Librement inspiré par l’œuvre de Victor Hugo, Les Misérables de Ladj Ly sont ceux de notre époque, qu’il filme avec une tendresse assez formidable. Les mouvements de caméra sont dynamiques, le montage est une réussite, la mise en scène atteint parfois des sommets. Sa conclusion dans une cage d’escalier est d’ailleurs un exemple de maîtrise : les couleurs sont incroyables, la mise en scène profite de l’espace clos pour instaurer une tension presque suffocante. On pourrait aligner les poncifs, parler de « choc » et autres idées similaires, mais il faut bien avouer que le réalisateur fait fort et offre un vrai, grand moment de cinéma dans ces derniers instants du film. Pour le reste, son casting est d’une grande qualité. Les gamins, Djibril Zonga, Alexis Manenti, tous jouent leur partition avec justesse, témoins d’une révolution rêvée par des jeunes qui veulent vivre autre chose.

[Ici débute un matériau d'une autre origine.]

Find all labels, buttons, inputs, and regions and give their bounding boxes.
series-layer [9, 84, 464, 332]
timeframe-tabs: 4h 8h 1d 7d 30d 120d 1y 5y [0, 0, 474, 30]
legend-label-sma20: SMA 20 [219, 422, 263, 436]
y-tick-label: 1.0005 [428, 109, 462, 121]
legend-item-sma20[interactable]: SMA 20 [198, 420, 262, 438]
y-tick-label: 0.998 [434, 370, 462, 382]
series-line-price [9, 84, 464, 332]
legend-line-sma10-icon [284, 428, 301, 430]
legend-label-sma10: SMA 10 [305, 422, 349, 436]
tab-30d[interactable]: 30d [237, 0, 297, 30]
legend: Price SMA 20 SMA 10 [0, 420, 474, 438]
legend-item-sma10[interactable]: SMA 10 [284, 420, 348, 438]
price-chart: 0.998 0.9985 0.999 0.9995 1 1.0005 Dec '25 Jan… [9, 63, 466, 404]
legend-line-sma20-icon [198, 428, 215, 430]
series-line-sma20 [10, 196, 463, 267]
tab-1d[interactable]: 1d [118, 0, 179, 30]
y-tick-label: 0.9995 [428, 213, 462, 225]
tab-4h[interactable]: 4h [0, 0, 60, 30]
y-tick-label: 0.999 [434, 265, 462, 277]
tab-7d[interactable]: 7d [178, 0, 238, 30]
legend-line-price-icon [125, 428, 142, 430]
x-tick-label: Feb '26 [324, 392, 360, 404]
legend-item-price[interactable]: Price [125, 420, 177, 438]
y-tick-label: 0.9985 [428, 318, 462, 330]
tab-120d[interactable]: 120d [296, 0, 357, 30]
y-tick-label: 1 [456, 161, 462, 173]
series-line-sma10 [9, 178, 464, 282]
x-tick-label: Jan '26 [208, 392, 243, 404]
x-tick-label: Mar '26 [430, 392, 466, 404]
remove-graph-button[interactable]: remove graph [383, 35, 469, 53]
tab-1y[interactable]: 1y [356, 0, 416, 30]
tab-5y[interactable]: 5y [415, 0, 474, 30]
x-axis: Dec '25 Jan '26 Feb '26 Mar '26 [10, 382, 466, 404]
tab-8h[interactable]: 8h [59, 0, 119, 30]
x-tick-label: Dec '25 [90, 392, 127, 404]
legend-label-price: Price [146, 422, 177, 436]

Misérables de notre époque, sa rage ne se laisse plus bercer par l’illusion d’une journée où tout semblait parfait. Aux bords de l’implosion, le peuple se révèle et rêve de sa révolution face à ceux qui profitent de la misère. Maîtrisé, atteignant un moment de grâce sur sa conclusion, le film de Ladj Ly est à la hauteur des attentes qu’il suscitait. On lui souhaite un beau succès, et pourquoi pas quelques récompenses internationales qui viendraient couronner le tout.